Sabtu, 16 Januari 2010

LAPAK PULOMAS











Pengusaha (Lapak) Modal Besar (serius bisnis lapak)











Pengusaha (Lapak) juga Modal Besar (niat bisnis lapak)








Model aneka Lapak : Gelaran ...








Gantung-gantung niat...








Gantung-gantung alakadar. Tipikal TDA amfibi...











Makin ke tengah, makin adem, makin banyak penjual dan pembeli



Setelah 2 minggu di Bazaar Vila Nusa Indah 3, akhirnya saya coba pindah ke Pasar Kaget Pulomas. Sebenarnya untuk yang baru belajar, Bazaar Vilani 3 ini lumayan, tapi karena jauh banget dari tempat tinggal, saya tekor melulu di bensin dan tol.

Hari Minggu pertama berangkat habis subuh. Sampai disana saya tanya ke tukang parkir, kalo mau ikut jualan ijinnya ke siapa. Langsung saja saya juga minta nomor HP bapak 'pengelola' tersebut, daripada saya repot cari-cari. Maklum, Pasar Kaget Pulomas kabarnya panjangnya 2 kali Pasar Kaget Kalibata, dan saat subuh suasana ribet dengan pedagang yang mulai persiapan.

Karena dianggap baru belajar, saya terserah mau pilih dimana. Biaya retribusi per harinya Rp 5.000,. ditambah Parkir Rp 1.000,- dan iuran RW Rp 1.000,-. Waktu jualan biasanya sampai jam 12 siang.

Pada batas jalan (trotoar) di kanan kiri jalan ada yang sudah diberi nomor untuk ukuran 1 meter. Saya lihat nomor sudah sampai 150 di kanan dan kiri jalan. Berarti ada sekitar 300 pedagang di Pasar Kaget Pulomas.
Karena sudah tidak kebagian tempat yang bernomor, saya parkir saja meneruskan barisan lapak-lapak. Tempatnya belum dinomori karena nyaris diujung. Setelah saya masih ada sekitar 5 baris pedagang di kanan kiri yang ambil tempat.
Langsung deh keluarkan semua 'bekal' yang ada. Formasinya masih seperti di Bazaar Vilani 3. Gantungan baju, body display, kaos-kaos. Karena berangkatnya terburu-buru, ternyata saya hanya membawa separuh barang dagangan yang saya punya.

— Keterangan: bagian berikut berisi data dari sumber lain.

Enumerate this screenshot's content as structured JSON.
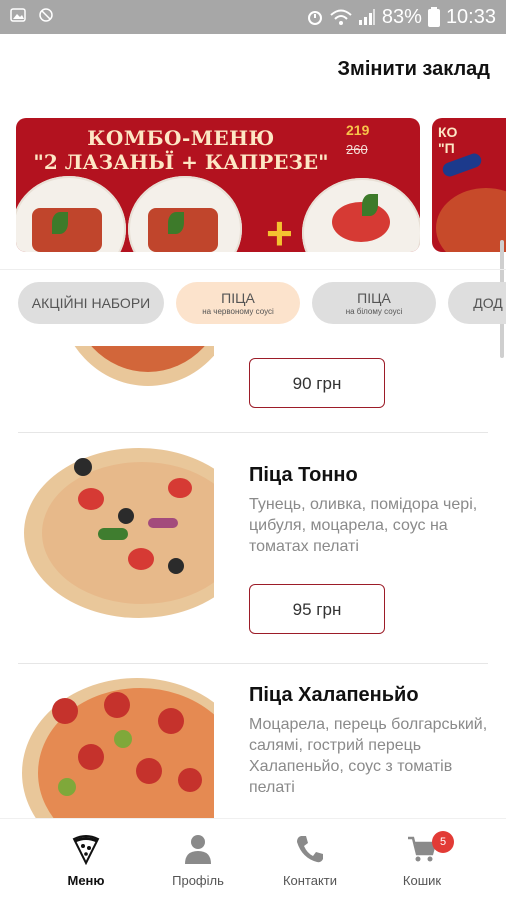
{
  "status_bar": {
    "battery": "83%",
    "time": "10:33"
  },
  "header": {
    "change_venue": "Змінити заклад"
  },
  "banners": [
    {
      "title_line1": "КОМБО-МЕНЮ",
      "title_line2": "\"2 ЛАЗАНЬЇ + КАПРЕЗЕ\"",
      "price_new": "219",
      "price_old": "260",
      "accent_color": "#b3121f"
    },
    {
      "title_line1": "КО",
      "title_line2": "\"П",
      "accent_color": "#b3121f"
    }
  ],
  "categories": [
    {
      "label": "АКЦІЙНІ НАБОРИ",
      "sub": "",
      "selected": false
    },
    {
      "label": "ПІЦА",
      "sub": "на червоному соусі",
      "selected": true
    },
    {
      "label": "ПІЦА",
      "sub": "на білому соусі",
      "selected": false
    },
    {
      "label": "ДОД",
      "sub": "",
      "selected": false
    }
  ],
  "products": [
    {
      "title": "",
      "description": "",
      "price": "90 грн"
    },
    {
      "title": "Піца Тонно",
      "description": "Тунець, оливка, помідора чері, цибуля, моцарела, соус на томатах пелаті",
      "price": "95 грн"
    },
    {
      "title": "Піца Халапеньйо",
      "description": "Моцарела, перець болгарський, салямі, гострий перець Халапеньйо, соус з томатів пелаті",
      "price": ""
    }
  ],
  "bottom_nav": [
    {
      "label": "Меню",
      "icon": "pizza-slice-icon",
      "active": true
    },
    {
      "label": "Профіль",
      "icon": "person-icon",
      "active": false
    },
    {
      "label": "Контакти",
      "icon": "phone-icon",
      "active": false
    },
    {
      "label": "Кошик",
      "icon": "cart-icon",
      "active": false,
      "badge": "5"
    }
  ],
  "colors": {
    "brand_red": "#9c1c28",
    "selected_chip": "#fce3cc",
    "chip": "#dedede",
    "badge": "#e23b36"
  }
}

Ya, sudah, digelar saja...

Hari pertama ini, untuk pertama kali sejak mulai jualan saya bisa dapat untung setelah dipotong biaya-biaya. Omzetnya masih sekitar Rp 400.000, untungnya Rp 75.000,-.
Di blog-nya mas Ananto, (http://hendrainc.blogspot.com/2007/03/ananto-sharing-tda-lapak-tangerang.html) katanya di Pasar Kaget Tangerang di hari pertama dalam semalam bisa dapat omzet Rp 1.6 juta, padahal belanja barang hanya Rp 1.3 juta. Hebat-hebat... Insya Alloh, saya juga bisa... nantinya.

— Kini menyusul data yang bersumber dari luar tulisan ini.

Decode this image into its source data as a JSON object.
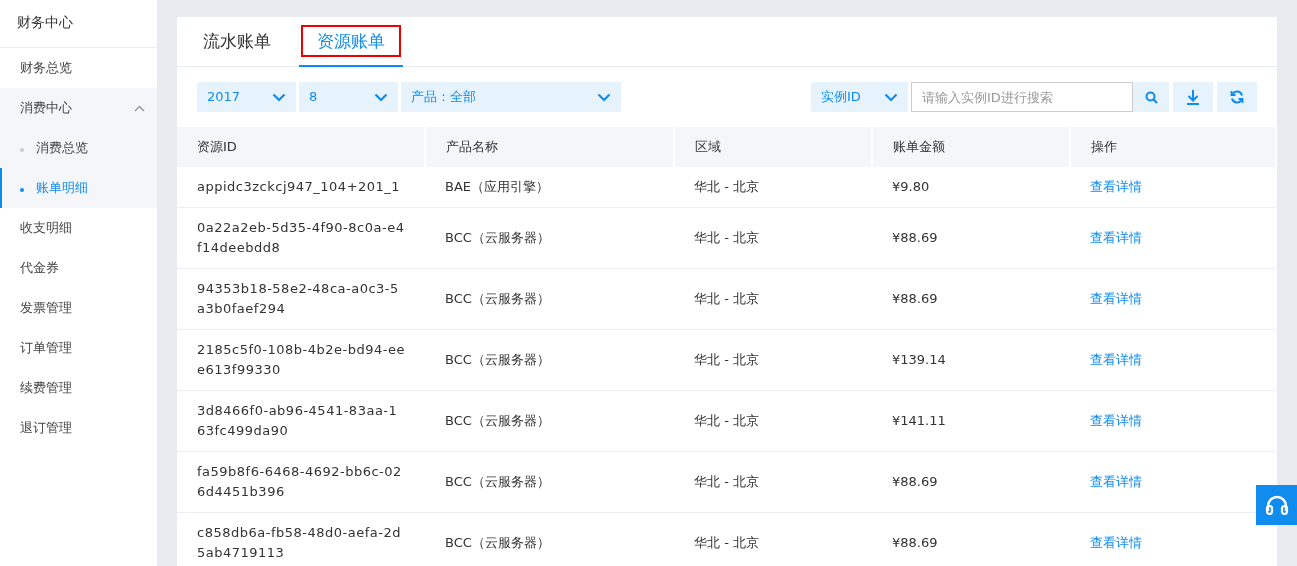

Saya selesai jam 10 pagi. Maklum, anak-anak 'kan perlu disiapin makan siang.

Hari Minggu kedua, saya lebih siap, pokoknya tidak ada yang ketinggalan (termasuk body lotion untuk menghindari gosong matahari). Saya ambil tempat di lokasi yang kemarin. Well, dari sini saya mulai ingat pelajarannya Bapak Marketing abad 20 Peter F. Drucker : bahwa lokasi itu menentukan. Karena cuaca pagi itu cerah banget, jadinya pengunjung mudah lelah untuk terus menelusuri jalan. Mereka hanya melihat dari kejauhan untuk kemudian langsung balik badan... Grak!! Jadi, bagaimana dagangan saya mau dibeli, kalo dilewati saja tidak. Padahal di deret setelah saya, masih ada jualan yang bagus2 lho. Tapi karena pohonnya tidak rindang, jadinya pada malas jalan sampai ke ujung.










Hari Minggu ke 2.

Syukur alhamdulillah, karena tertolong variasi barang (yang minggu lalu tertinggal), omzet saya naik sedikit (puluhan ribu saja) dari minggu lalu. Untungnya juga naik sedikit.

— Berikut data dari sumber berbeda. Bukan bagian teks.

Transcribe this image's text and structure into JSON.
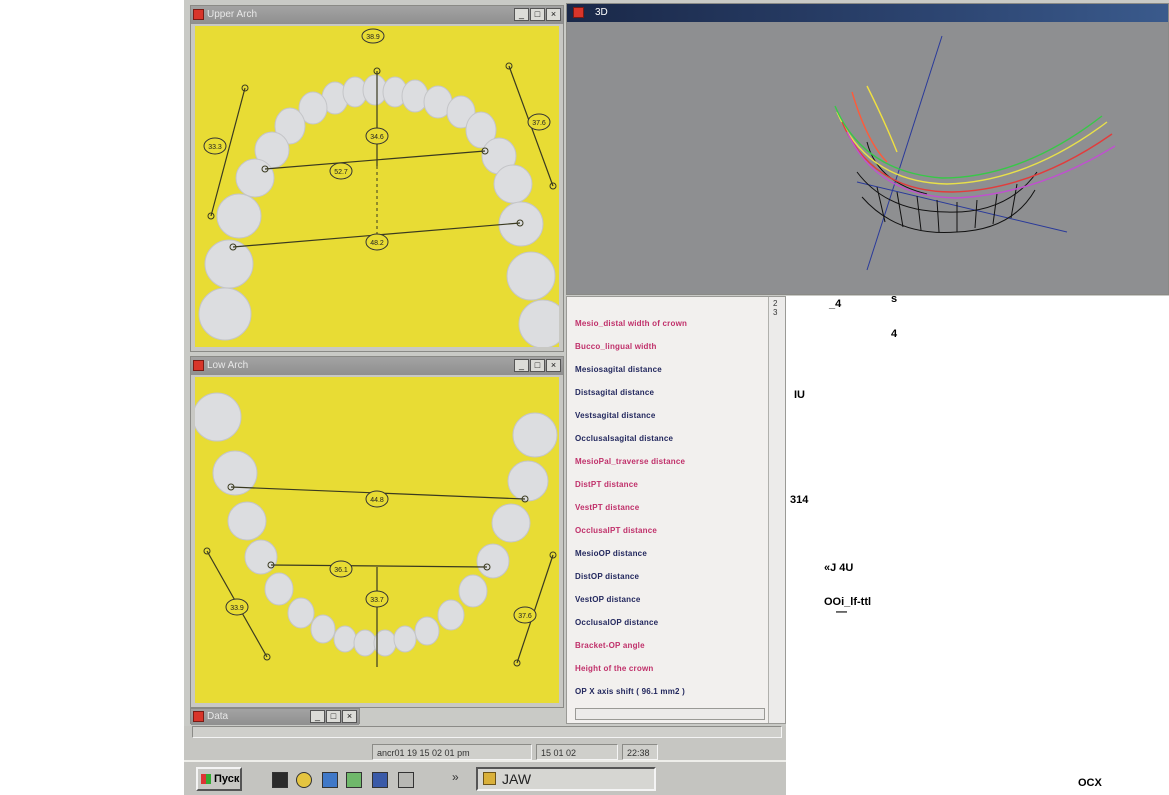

Saya juga dapat info bahwa selama petak bernomor belum ada yang resmi 'memilikinya', pedagang bebas-bebas saja menempati tempat manapun. Oke, minggu depan saya akan datang lebih pagi untuk coba ambil posisi ditengah medan perang (maksudnya pede jualan ditengah para lapak modal besar).









Hari Minggu ke 3

Hari Minggu ketiga. Sebelumnya Saya sudah dapat info bahwa untuk dapat lokasi bernomor saya harus bayar Rp 200.000 per meter, berlaku seumur-umur (selama Pemda tidak ngusir). Selain itu ada kartu anggota Pasar Kaget Pulomas Rp 50.000 setahun. Biaya tersebut diluar pungutan harian Rp 7.000,-.
Saya ambil lokasi agak ke tengah, tapi di tempat yang belum diberi nomor (takut kalo harus berantem dengan 'pemiliknya', bila sudah ada). Alhamdulillah cuaca sejuk banget (karena semalam hujan). Karena posisi sudah agak ke tengah, saya bisa melihat jumlah pengunjung lebih banyak. Omzet saya naik sedikit lagi, jadi Rp 800.000,- untungnya Rp 160.000,-. Masih sedikit ya? Karena saya dengar pedagang lapak biasanya ambil untung diatas 100%. Tapi tahapan saya memang masih begini : Modal kecil, sehingga tidak bisa dapat diskon dari kulakan; dan Masih Pemula, sehingga harus jadi malaikat (kasih harga murah dan service memuaskan) bagi pembeli. Wajar deh, untungnya gak bisa gede.. Insya Alloh, ada masanya saya bisa untung lumayan tapi tetap jadi malaikat.
Sebelumnya saya sudah diberi info oleh si Bapak, bahwa untuk dapat petak bernomor saya harus membayar Rp 200.000,- per meter berlaku seumur-umur (selama tidak diusir Pemda), ditambah biaya kartu anggota Pasar Kaget Pulomas Rp 50.000,- untuk setahun. Biaya ini diluar pungutan harian Rp 7.000,-.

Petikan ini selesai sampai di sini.